Di conseguenza, il trattamento riservato al lavoratore è diverso nei due casi: nel primo, trattandosi di un’esigenza immediata e non definitiva, l’azienda non è tenuta a comunicare le ragioni del provvedimento e neppure a preavvertire il dipendente; nel secondo caso invece, presupponendosi una riorganizzazione definitiva del lavoro, l’imprenditore deve comunicare per tempo la propria decisione al dipendente, esplicitando le motivazioni tecniche, organizzative e produttive sottese al provvedimento (v. pure art. 2103 c.c.).

Venendo dunque al quesito in esame non può non destare perplessità il fatto che la Banca abbia esternato sempre con riferimento alla stessa posizione lavorativa due diverse ed inconciliabili esigenze organizzative. Resta dunque il dubbio sulla serietà della scelta.

Per tutto quanto sopra illustrato, anche alla luce di quanto riferito dal lavoratore, si suggerisce di richiedere all’azienda le ragioni del trasferimento per valutare compiutamente l’opportunità di un’eventuale impugnazione giudiziale del provvedimento.

           

 

Novità giurisprudenziali

 

 

Licenziamento per giusta causa:

è illegittimo se l’inadempimento contestato è di lieve entità

 

Cassazione, Sezione lavoro, 30 0ttobre 2000 n. 14311

 

Per stabilire in concreto l'esistenza di una giusta causa di licenziamento, che deve rivestire il carattere di grave negazione degli elementi essenziali del rapporto di lavoro ed in particolare di quello fiduciario, occorre valutare da un lato la gravità dei fatti addebitati al lavoratore, in relazione alla portata oggettiva dei medesimi, dall'altro la proporzionalità fra tali fatti e la sanzione inflitta, stabilendo se la lesione dell'elemento fiduciario su cui si basa la collaborazione del prestatore di lavoro sia in concreto tale da giustificare o meno la massima sanzione disciplinare, definitivamente espulsiva (Nella specie, il giudice di merito, con la sentenza confermata dalla suprema corte, aveva dichiarato illegittimo il licenziamento intimato a un dipendente bancario che, a seguito di una verifica effettuata dall’ufficio ispettorato, era risultato colpevole di non avere denunciato all’Azienda un ammanco di lire 500.000).

 

Nota

 

                La sentenza in epigrafe afferma l’importante principio di diritto secondo cui per valutare concretamente la lesione dell’elemento fiduciario nell’ambito del rapporto di lavoro occorre tenere conto della gravità del fatto contestato e del contesto lavorativo (prassi, usi aziendali ed altro) in cui il soggetto opera.

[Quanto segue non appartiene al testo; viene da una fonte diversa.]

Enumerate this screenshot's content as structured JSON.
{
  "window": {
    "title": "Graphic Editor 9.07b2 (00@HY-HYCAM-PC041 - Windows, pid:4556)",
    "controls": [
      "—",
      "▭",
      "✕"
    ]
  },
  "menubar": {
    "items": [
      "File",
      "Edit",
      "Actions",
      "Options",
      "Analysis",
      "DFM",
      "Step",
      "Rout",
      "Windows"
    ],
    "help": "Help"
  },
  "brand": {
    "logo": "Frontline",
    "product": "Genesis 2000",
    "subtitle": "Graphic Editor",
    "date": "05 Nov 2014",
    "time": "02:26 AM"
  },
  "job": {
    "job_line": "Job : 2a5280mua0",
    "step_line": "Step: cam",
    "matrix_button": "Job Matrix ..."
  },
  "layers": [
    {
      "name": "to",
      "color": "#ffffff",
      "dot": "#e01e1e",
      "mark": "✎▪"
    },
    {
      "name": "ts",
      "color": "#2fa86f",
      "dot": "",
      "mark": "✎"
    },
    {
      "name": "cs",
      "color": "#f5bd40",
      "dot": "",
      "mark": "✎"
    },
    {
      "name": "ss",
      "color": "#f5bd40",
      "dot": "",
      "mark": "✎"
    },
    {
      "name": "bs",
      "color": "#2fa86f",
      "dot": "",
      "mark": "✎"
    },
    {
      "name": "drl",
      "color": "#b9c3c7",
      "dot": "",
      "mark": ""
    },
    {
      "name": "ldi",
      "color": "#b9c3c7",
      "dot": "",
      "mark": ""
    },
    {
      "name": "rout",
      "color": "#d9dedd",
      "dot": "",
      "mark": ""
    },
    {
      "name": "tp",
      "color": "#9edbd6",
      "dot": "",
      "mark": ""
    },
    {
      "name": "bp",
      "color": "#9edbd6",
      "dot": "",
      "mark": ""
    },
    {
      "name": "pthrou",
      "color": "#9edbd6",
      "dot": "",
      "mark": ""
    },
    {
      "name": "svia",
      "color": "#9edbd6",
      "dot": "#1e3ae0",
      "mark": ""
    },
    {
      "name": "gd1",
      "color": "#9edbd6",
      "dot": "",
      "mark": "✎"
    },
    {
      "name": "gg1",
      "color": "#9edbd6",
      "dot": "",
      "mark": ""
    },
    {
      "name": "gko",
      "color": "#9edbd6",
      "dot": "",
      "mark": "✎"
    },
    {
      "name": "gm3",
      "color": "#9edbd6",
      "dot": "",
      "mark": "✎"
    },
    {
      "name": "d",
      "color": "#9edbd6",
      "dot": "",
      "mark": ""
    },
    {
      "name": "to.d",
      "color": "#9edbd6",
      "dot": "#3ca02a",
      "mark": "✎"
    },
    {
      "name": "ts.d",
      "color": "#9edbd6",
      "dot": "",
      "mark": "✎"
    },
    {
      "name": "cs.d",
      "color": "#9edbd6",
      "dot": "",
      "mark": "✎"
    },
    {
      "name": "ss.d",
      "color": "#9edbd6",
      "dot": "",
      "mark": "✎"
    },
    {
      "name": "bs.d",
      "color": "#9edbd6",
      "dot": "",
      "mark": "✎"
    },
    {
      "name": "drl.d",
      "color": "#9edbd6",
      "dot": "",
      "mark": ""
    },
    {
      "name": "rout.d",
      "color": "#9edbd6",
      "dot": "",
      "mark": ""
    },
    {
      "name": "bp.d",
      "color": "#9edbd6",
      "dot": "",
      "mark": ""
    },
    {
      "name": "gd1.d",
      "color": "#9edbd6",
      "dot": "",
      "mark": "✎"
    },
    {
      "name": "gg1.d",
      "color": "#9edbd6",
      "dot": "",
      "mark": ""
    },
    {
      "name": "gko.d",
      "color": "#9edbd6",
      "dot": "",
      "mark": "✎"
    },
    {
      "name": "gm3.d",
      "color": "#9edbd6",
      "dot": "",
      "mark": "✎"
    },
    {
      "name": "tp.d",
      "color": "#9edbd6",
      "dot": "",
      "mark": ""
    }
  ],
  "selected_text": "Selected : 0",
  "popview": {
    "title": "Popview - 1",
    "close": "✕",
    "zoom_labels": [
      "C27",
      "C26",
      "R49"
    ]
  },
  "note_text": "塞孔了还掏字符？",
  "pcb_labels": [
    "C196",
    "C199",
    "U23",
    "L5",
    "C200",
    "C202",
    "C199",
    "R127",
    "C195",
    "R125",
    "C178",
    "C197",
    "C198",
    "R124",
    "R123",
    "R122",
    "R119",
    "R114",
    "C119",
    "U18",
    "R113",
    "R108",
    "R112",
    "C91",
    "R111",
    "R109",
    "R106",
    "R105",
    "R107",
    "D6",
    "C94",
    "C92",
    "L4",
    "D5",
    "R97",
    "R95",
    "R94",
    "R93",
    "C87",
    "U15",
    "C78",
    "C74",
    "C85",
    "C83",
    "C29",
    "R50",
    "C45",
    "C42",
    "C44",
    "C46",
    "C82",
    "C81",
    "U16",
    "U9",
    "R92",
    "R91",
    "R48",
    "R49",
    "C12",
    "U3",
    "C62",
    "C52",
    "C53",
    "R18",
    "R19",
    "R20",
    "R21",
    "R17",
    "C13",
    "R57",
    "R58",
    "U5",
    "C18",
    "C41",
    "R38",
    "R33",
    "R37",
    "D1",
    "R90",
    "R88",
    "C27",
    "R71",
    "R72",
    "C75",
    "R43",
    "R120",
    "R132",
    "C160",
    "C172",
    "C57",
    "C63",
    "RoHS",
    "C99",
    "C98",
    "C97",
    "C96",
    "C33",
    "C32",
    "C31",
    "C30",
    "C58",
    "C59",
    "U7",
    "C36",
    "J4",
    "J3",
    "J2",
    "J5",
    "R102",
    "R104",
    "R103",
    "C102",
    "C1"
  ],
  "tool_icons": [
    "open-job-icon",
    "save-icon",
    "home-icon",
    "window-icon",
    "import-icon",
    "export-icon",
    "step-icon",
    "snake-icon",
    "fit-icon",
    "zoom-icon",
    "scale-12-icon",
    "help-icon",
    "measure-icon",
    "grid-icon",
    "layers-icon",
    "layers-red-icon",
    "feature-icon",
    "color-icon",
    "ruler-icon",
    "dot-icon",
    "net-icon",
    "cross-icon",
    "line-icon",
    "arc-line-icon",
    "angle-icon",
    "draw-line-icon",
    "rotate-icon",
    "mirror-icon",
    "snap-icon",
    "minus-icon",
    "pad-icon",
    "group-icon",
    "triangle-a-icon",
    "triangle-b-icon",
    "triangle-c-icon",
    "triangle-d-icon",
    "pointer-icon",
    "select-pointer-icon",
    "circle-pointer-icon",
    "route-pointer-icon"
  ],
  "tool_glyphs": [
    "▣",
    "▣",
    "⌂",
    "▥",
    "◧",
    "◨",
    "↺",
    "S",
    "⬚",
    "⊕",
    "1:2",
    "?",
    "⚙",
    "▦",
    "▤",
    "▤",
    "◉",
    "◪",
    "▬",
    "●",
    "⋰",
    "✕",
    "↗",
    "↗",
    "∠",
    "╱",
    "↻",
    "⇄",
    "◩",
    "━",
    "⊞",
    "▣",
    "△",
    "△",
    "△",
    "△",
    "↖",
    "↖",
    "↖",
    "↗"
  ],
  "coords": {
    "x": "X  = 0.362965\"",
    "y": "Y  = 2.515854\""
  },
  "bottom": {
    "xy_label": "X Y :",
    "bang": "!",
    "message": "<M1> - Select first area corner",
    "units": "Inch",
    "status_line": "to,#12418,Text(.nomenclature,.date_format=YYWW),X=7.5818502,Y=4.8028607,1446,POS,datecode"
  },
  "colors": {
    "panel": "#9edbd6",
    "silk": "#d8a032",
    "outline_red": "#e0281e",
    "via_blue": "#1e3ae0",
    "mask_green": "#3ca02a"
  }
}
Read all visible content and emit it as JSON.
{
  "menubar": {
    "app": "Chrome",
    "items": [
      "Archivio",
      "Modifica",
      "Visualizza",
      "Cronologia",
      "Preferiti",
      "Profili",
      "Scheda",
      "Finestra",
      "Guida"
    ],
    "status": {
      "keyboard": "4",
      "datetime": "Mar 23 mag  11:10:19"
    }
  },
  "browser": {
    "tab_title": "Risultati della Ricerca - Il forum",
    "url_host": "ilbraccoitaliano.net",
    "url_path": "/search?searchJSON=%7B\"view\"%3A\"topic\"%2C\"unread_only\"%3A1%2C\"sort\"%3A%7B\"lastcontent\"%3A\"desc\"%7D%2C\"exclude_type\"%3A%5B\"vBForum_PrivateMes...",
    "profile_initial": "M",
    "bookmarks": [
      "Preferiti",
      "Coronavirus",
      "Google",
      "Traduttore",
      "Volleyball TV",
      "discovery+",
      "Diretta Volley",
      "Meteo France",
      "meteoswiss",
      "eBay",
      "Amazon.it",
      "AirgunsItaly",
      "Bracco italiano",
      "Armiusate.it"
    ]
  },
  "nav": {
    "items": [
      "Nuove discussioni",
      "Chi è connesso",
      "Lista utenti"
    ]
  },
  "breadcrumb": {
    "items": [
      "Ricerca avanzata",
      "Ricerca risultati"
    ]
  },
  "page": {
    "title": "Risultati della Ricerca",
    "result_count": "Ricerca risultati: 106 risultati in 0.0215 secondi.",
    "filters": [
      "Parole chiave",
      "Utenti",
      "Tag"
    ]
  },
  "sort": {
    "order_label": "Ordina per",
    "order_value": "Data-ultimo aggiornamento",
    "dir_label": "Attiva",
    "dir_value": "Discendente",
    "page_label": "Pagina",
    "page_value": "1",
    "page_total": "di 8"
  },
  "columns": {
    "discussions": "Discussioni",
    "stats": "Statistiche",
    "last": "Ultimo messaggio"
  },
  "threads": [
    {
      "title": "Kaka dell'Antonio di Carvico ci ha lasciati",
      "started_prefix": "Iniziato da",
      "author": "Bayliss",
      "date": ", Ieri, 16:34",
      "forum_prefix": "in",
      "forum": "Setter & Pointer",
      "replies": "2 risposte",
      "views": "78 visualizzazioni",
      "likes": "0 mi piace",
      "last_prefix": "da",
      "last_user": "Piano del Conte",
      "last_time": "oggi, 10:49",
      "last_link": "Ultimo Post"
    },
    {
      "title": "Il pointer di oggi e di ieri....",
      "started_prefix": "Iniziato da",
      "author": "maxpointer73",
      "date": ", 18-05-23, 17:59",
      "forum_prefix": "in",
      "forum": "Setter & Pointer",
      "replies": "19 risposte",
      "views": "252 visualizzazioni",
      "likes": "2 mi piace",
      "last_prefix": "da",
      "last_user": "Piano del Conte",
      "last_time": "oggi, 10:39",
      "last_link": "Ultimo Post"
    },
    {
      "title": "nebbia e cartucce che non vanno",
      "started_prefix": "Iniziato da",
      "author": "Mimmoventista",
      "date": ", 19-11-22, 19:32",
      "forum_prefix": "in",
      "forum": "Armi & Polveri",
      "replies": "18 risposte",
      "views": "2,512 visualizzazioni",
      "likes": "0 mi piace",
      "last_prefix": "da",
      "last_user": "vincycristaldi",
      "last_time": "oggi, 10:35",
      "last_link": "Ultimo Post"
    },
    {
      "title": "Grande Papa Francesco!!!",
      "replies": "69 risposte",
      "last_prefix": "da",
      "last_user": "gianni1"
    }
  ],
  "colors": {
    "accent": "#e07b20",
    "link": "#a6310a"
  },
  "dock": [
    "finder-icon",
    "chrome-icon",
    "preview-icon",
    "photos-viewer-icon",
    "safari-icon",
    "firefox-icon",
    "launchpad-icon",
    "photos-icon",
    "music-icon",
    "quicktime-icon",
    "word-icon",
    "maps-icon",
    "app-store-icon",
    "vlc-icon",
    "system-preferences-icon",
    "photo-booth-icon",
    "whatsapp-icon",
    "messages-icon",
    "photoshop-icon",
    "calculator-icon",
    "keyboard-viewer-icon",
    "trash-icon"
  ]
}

Nel caso di specie, i giudici hanno rilevato come il prelievo da parte di un cassiere del Banco di Sicilia della modesta somma di lire 500.000 dalla cassetta in sua dotazione era giustificato da una prassi aziendale di tolleranza del prelevamento temporaneo di modiche somme da parte dei cassieri, prassi che evidenziava l’improbabilità di una finalità sottrattiva ai danni del datore di lavoro.

 La sentenza si sofferma anche sulla valutazione della “eccessività” della sanzione espulsiva comminata al lavoratore, finendo per confermare le precedenti decisioni che avevano ritenuto illegittimo il licenziamento.

 



T Nella risposta si tiene conto della disciplina del ccnl ABI del 1994, mancando l’articolato del nuovo contratto del 1999.